Irish poet Elaine Feeney is interviewed about her poem "Mass":
Maeve Mulrennan: I prepared for this interview by listening to your work rather than reading it, and I was wondering about your poem, "Mass," which you performed to the camera. Did you find that an intense thing to do?

Elaine Feeney: Colm Keegan told me that he was talking to Séamus Rutledge about that poem, joking that it should have been nominated as the poem for Ireland. There was no decent recording of it, so Colm recommended that I record the poem and put it on YouTube.

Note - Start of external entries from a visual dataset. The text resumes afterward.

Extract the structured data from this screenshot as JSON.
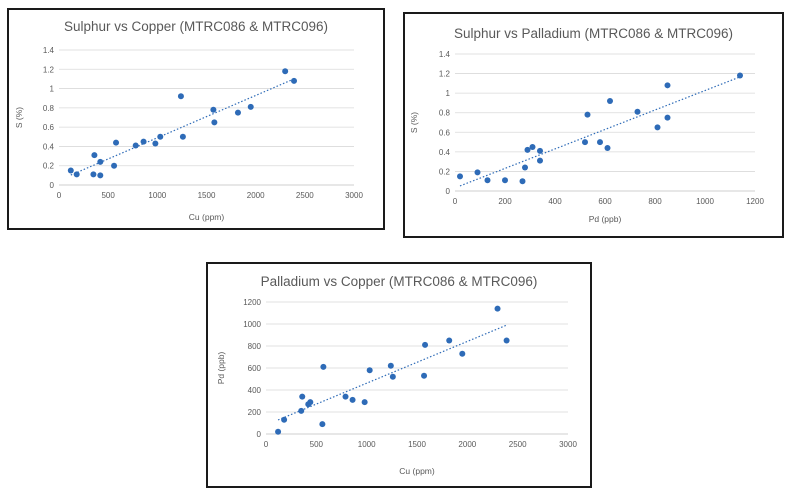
{
  "colors": {
    "marker": "#2e6bb7",
    "trendline": "#2e6bb7",
    "grid": "#d9d9d9",
    "text": "#595959",
    "border": "#1a1a1a"
  },
  "chart_data": [
    {
      "type": "scatter",
      "title": "Sulphur vs Copper (MTRC086 & MTRC096)",
      "xlabel": "Cu (ppm)",
      "ylabel": "S (%)",
      "xlim": [
        0,
        3000
      ],
      "ylim": [
        0,
        1.4
      ],
      "xticks": [
        0,
        500,
        1000,
        1500,
        2000,
        2500,
        3000
      ],
      "yticks": [
        0,
        0.2,
        0.4,
        0.6,
        0.8,
        1,
        1.2,
        1.4
      ],
      "xtick_labels": [
        "0",
        "500",
        "1000",
        "1500",
        "2000",
        "2500",
        "3000"
      ],
      "ytick_labels": [
        "0",
        "0.2",
        "0.4",
        "0.6",
        "0.8",
        "1",
        "1.2",
        "1.4"
      ],
      "grid": "horizontal",
      "legend": "none",
      "trendline": "linear",
      "points": [
        {
          "x": 120,
          "y": 0.15
        },
        {
          "x": 180,
          "y": 0.11
        },
        {
          "x": 350,
          "y": 0.11
        },
        {
          "x": 360,
          "y": 0.31
        },
        {
          "x": 420,
          "y": 0.1
        },
        {
          "x": 420,
          "y": 0.24
        },
        {
          "x": 560,
          "y": 0.2
        },
        {
          "x": 580,
          "y": 0.44
        },
        {
          "x": 780,
          "y": 0.41
        },
        {
          "x": 860,
          "y": 0.45
        },
        {
          "x": 980,
          "y": 0.43
        },
        {
          "x": 1030,
          "y": 0.5
        },
        {
          "x": 1240,
          "y": 0.92
        },
        {
          "x": 1260,
          "y": 0.5
        },
        {
          "x": 1570,
          "y": 0.78
        },
        {
          "x": 1580,
          "y": 0.65
        },
        {
          "x": 1820,
          "y": 0.75
        },
        {
          "x": 1950,
          "y": 0.81
        },
        {
          "x": 2300,
          "y": 1.18
        },
        {
          "x": 2390,
          "y": 1.08
        }
      ]
    },
    {
      "type": "scatter",
      "title": "Sulphur vs Palladium (MTRC086 & MTRC096)",
      "xlabel": "Pd (ppb)",
      "ylabel": "S (%)",
      "xlim": [
        0,
        1200
      ],
      "ylim": [
        0,
        1.4
      ],
      "xticks": [
        0,
        200,
        400,
        600,
        800,
        1000,
        1200
      ],
      "yticks": [
        0,
        0.2,
        0.4,
        0.6,
        0.8,
        1,
        1.2,
        1.4
      ],
      "xtick_labels": [
        "0",
        "200",
        "400",
        "600",
        "800",
        "1000",
        "1200"
      ],
      "ytick_labels": [
        "0",
        "0.2",
        "0.4",
        "0.6",
        "0.8",
        "1",
        "1.2",
        "1.4"
      ],
      "grid": "horizontal",
      "legend": "none",
      "trendline": "linear",
      "points": [
        {
          "x": 20,
          "y": 0.15
        },
        {
          "x": 90,
          "y": 0.19
        },
        {
          "x": 130,
          "y": 0.11
        },
        {
          "x": 200,
          "y": 0.11
        },
        {
          "x": 270,
          "y": 0.1
        },
        {
          "x": 280,
          "y": 0.24
        },
        {
          "x": 290,
          "y": 0.42
        },
        {
          "x": 310,
          "y": 0.45
        },
        {
          "x": 340,
          "y": 0.31
        },
        {
          "x": 340,
          "y": 0.41
        },
        {
          "x": 520,
          "y": 0.5
        },
        {
          "x": 530,
          "y": 0.78
        },
        {
          "x": 580,
          "y": 0.5
        },
        {
          "x": 610,
          "y": 0.44
        },
        {
          "x": 620,
          "y": 0.92
        },
        {
          "x": 730,
          "y": 0.81
        },
        {
          "x": 810,
          "y": 0.65
        },
        {
          "x": 850,
          "y": 0.75
        },
        {
          "x": 850,
          "y": 1.08
        },
        {
          "x": 1140,
          "y": 1.18
        }
      ]
    },
    {
      "type": "scatter",
      "title": "Palladium vs Copper (MTRC086 & MTRC096)",
      "xlabel": "Cu (ppm)",
      "ylabel": "Pd (ppb)",
      "xlim": [
        0,
        3000
      ],
      "ylim": [
        0,
        1200
      ],
      "xticks": [
        0,
        500,
        1000,
        1500,
        2000,
        2500,
        3000
      ],
      "yticks": [
        0,
        200,
        400,
        600,
        800,
        1000,
        1200
      ],
      "xtick_labels": [
        "0",
        "500",
        "1000",
        "1500",
        "2000",
        "2500",
        "3000"
      ],
      "ytick_labels": [
        "0",
        "200",
        "400",
        "600",
        "800",
        "1000",
        "1200"
      ],
      "grid": "horizontal",
      "legend": "none",
      "trendline": "linear",
      "points": [
        {
          "x": 120,
          "y": 20
        },
        {
          "x": 180,
          "y": 130
        },
        {
          "x": 350,
          "y": 210
        },
        {
          "x": 360,
          "y": 340
        },
        {
          "x": 420,
          "y": 270
        },
        {
          "x": 440,
          "y": 290
        },
        {
          "x": 560,
          "y": 90
        },
        {
          "x": 570,
          "y": 610
        },
        {
          "x": 790,
          "y": 340
        },
        {
          "x": 860,
          "y": 310
        },
        {
          "x": 980,
          "y": 290
        },
        {
          "x": 1030,
          "y": 580
        },
        {
          "x": 1240,
          "y": 620
        },
        {
          "x": 1260,
          "y": 520
        },
        {
          "x": 1570,
          "y": 530
        },
        {
          "x": 1580,
          "y": 810
        },
        {
          "x": 1820,
          "y": 850
        },
        {
          "x": 1950,
          "y": 730
        },
        {
          "x": 2300,
          "y": 1140
        },
        {
          "x": 2390,
          "y": 850
        }
      ]
    }
  ]
}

It was a scary experience, I did it in my house, I put it out there and within minutes it got two thumbs down in the comments section—probably from the local bishops!

MM: I’d find that so frustrating! I’d love to know who those two people were.

EF: "Mass" is not supposed to sit well, people are supposed to find it uncomfortable. Some people think that "list poems" don’t work and I agree to a certain extent, but this works as a list-piece. We had to listen to enough mass growing up, so this is the pay back. Some people are shocked when it turns nasty at the end, mentioning homophobia and how there won’t ever be a women’s mass. It is easier to delude ourselves and keep going to mass. When I see crowds going to mass it unnerves me.